The Camino de Ronda
Beyond the Camino de Santiago, there are other “caminos” that traverse Spain. This is the case of the Camino de Ronda, a series of coastal walking paths that follow the northeastern Catalonian coastline, connecting beaches, coves, and scenic viewpoints.
Historically, guards and watchmen used these routes to patrol and keep an eye out for pirates and smugglers along the coastline. Over time, many of these paths have been opened to the public and have become popular recreational routes. They allow people to explore the coastal areas, discover hidden coves, and enjoy the beauty of the sea. One of the most famous Camino de Ronda routes is along the Costa Brava in Catalonia. This rugged coastline is known for its dramatic cliffs, crystal-clear waters, and picturesque villages. These paths are well maintained, and they often provide access to secluded beaches not reachable by car.

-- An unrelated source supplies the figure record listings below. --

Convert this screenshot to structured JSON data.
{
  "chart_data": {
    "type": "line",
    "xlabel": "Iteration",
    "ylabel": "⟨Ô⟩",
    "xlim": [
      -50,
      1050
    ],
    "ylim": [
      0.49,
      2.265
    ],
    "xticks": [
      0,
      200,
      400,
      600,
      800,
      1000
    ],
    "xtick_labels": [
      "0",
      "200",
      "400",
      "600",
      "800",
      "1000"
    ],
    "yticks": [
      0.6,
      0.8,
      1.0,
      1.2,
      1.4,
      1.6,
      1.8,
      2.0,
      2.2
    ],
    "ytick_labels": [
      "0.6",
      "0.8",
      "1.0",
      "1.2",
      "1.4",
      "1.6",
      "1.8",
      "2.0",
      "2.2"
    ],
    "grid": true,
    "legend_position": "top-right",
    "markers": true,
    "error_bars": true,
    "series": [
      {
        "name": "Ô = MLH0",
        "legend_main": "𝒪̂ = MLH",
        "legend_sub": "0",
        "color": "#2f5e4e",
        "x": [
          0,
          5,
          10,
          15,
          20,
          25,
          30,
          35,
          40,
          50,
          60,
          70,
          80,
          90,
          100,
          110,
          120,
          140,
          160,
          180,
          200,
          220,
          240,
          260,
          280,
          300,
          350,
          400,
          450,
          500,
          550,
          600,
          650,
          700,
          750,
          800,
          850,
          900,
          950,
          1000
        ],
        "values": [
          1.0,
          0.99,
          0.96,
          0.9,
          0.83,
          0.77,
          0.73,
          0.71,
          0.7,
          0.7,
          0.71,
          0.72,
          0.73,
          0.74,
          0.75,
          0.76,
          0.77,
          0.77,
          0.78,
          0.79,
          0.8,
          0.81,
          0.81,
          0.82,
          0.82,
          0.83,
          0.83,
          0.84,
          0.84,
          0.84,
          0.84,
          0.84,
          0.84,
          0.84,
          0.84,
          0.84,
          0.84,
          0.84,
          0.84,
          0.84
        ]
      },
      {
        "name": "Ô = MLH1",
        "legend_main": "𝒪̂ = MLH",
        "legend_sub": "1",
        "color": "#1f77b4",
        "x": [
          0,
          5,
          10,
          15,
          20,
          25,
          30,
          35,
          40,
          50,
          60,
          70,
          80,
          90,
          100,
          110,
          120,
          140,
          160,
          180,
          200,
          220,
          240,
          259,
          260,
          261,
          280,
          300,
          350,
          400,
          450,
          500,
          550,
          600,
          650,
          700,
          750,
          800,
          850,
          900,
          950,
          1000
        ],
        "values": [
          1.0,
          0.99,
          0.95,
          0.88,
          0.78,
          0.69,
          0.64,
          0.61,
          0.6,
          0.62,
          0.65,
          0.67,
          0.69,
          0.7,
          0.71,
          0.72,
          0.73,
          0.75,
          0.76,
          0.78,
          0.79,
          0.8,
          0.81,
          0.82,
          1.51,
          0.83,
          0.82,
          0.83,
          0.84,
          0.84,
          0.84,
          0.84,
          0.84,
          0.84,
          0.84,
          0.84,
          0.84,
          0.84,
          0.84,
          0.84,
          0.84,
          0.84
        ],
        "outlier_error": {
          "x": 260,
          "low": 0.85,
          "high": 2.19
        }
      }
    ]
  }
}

Archeological vestiges prove that the land in and around Llançà was populated long before the Roman era. In the 9th century, the villagers moved their settlement a few kilometres to the interior, seeking protection against constant pirate attacks. The local economy was based on agriculture, with much of the land belonging to the Monastery at Sant Pere de Rodes. The fishing port remained virtually untouched throughout the centuries. In the 18th century, the population in the village grew significantly, with olive oil and wine exports to Genova, Marseille, Barcelona, and Central Europe. The phylloxera plague (1880-1890) affected the local vineyards and marked the beginning of Llançà’s decline. The trend turned upwards again in the 1960s with the arrival of modern tourism, which today provides the village’s major source of income.
El Port de la Selva
El Port de la Selva is a picturesque coastal village on the Costa Brava, a rugged and stunning stretch of coastline known for its cliffs, coves, and clear blue waters. Nestled between the Mediterranean Sea and the mountains, the town offers a picture-perfect combination of coastal scenery and natural beauty.
The village has retained its authentic character and traditional architecture, with whitewashed houses, narrow streets, and several historical buildings that reflect the region’s past. However, the highlight of the village is its traditional fishing port, where recreational and fishing boats add to the scenery.
Inland, the surrounding area is a paradise of hiking trails and views of the Mediterranean Sea. Indeed, this whole region is part of the Cap de Creus Natural Park.
The quiet 350-meter-long beach of clear blue water is protected from the northen “Tramuntana” wind, nestled between the villages of Colera and Llançà. The wineyards on its northen side add to the beauty of this picturesque beach.